PFM Logo Fokker Triplane Model T Curtiss Canuck

October 11, 2002 Project Update

Bill Broussard went up on Friday and got to work completing the coverings on the horizontal stabilizer and elevator, as well as working on the machine gun triggers which will be mounted on the control column.

Tom Gaylord arrived mid-morning on Saturday. Work continued on finishing the tail surface coverings and these two items were shot with initial coats of silver at the end of the evening. Bill decided his machine gun triggers needed revisions, and the first attempts were scrapped. Roger Freeman and I created a tool to try to get the packing nut off the front case of the Ranger engine.

On Sunday, things really got interesting.... Wayne Jones showed up for an afternoon of work. Roger was continuing to shoot silver on our horizontal tail surfaces as well as his brother's Ryan's ailerons and flaps.

Roger and Tom tried the tool on the frozen packing nut, but it didn't move but 90 degrees before binding solid. This was post application of heat. The crankshaft was braced by some sturdy steel bars through two connecting rods and we were able to apply sufficient pressure to bend both rods at the same time (and distort the wrench handle) without moving the nut. Roger was suspended in air on his lever, Tom was suspended on his (keeping the engine rotisserie from tumping over from Roger's pressure!). We squirted the nut with WD-40 hoping it would penetrate and loosen the nut, especially as it had been through a couple of heating and cooling cycles.

Bill was reworking his machine gun triggers and mounts and felt the process was going quite a bit better. Wayne and Tom tried to remove the packing nut one last time and it was truly frozen solid... no results. We all agreed it was best to just get another set of cases from the attic and forget about this one.

Wayne and Tom went foraging in the attic, finally selecting a set of cases. The criteria used to select the cases was that they were the easiest to get at and didn't appear to have too many spider webs built inside them!

This set of cases was easy to split, but many of the studs that mount the rear accessory case were bent. We will have to check the several crankshafts that Roger has to identify the best one, as well as scrounge up the nose case and plate and ensure all the rear covers are present. These components will need to be stripped for hot tanking and clean-up.
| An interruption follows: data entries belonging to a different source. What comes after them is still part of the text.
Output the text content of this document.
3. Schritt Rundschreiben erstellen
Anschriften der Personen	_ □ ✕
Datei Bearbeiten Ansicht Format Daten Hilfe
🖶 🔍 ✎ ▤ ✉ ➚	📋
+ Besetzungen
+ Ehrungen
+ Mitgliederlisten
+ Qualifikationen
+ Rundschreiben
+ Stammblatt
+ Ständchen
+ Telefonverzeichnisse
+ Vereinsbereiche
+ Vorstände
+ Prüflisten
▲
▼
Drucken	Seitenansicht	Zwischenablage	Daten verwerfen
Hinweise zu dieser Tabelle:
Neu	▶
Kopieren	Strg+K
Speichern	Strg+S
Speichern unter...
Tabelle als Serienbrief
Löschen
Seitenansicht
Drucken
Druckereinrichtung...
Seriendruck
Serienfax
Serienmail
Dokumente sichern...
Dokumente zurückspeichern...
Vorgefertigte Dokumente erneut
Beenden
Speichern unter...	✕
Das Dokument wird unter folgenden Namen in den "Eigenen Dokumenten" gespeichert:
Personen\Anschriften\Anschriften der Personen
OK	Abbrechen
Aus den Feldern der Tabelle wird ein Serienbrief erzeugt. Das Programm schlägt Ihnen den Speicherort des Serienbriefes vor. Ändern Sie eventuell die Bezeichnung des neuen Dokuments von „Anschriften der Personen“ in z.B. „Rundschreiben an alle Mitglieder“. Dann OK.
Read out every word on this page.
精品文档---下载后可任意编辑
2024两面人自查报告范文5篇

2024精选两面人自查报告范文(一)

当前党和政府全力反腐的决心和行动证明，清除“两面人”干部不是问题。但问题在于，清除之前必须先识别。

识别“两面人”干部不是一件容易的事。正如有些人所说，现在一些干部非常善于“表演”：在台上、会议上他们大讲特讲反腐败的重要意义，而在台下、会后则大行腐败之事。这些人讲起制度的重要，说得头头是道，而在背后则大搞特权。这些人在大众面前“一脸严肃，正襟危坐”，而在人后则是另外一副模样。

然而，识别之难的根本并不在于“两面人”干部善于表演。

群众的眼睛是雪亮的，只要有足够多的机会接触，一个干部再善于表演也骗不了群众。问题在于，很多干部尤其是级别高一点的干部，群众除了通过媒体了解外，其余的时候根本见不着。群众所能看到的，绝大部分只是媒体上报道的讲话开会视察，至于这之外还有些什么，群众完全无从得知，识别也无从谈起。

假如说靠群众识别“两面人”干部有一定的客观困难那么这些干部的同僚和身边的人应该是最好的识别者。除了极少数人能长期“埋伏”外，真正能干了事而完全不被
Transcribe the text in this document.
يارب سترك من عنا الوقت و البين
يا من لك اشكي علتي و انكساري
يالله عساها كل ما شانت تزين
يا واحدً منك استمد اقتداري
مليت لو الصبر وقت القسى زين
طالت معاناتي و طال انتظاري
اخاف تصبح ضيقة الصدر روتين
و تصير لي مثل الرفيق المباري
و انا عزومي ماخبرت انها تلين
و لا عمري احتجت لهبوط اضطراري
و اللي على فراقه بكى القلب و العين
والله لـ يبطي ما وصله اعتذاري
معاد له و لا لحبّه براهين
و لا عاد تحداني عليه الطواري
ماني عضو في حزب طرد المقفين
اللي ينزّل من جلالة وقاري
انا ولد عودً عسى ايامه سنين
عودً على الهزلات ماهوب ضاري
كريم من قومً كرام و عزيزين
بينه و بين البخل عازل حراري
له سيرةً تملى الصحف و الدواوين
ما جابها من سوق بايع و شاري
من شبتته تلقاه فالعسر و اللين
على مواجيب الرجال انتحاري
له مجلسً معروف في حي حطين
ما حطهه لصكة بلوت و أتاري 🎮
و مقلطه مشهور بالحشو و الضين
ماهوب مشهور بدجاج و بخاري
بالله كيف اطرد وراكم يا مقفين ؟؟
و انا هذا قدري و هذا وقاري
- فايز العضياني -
Roger suggested we replace the bent studs with good ones from our stubborn engine (now rejected for service). We enjoyed a 40% success rate at removing the studs. The "new" cases have very rusty looking studs that have been exposed for quite some time. Of the five studs requiring removal, three snapped. The studs from the other engine were easily removed and installed, but the broken studs will need removal and replacement.

The weekend felt like progress. When we go up next Roger will likely have the horizontal tail surfaces finished in blue, as well as correcting the color line on the vertical fin.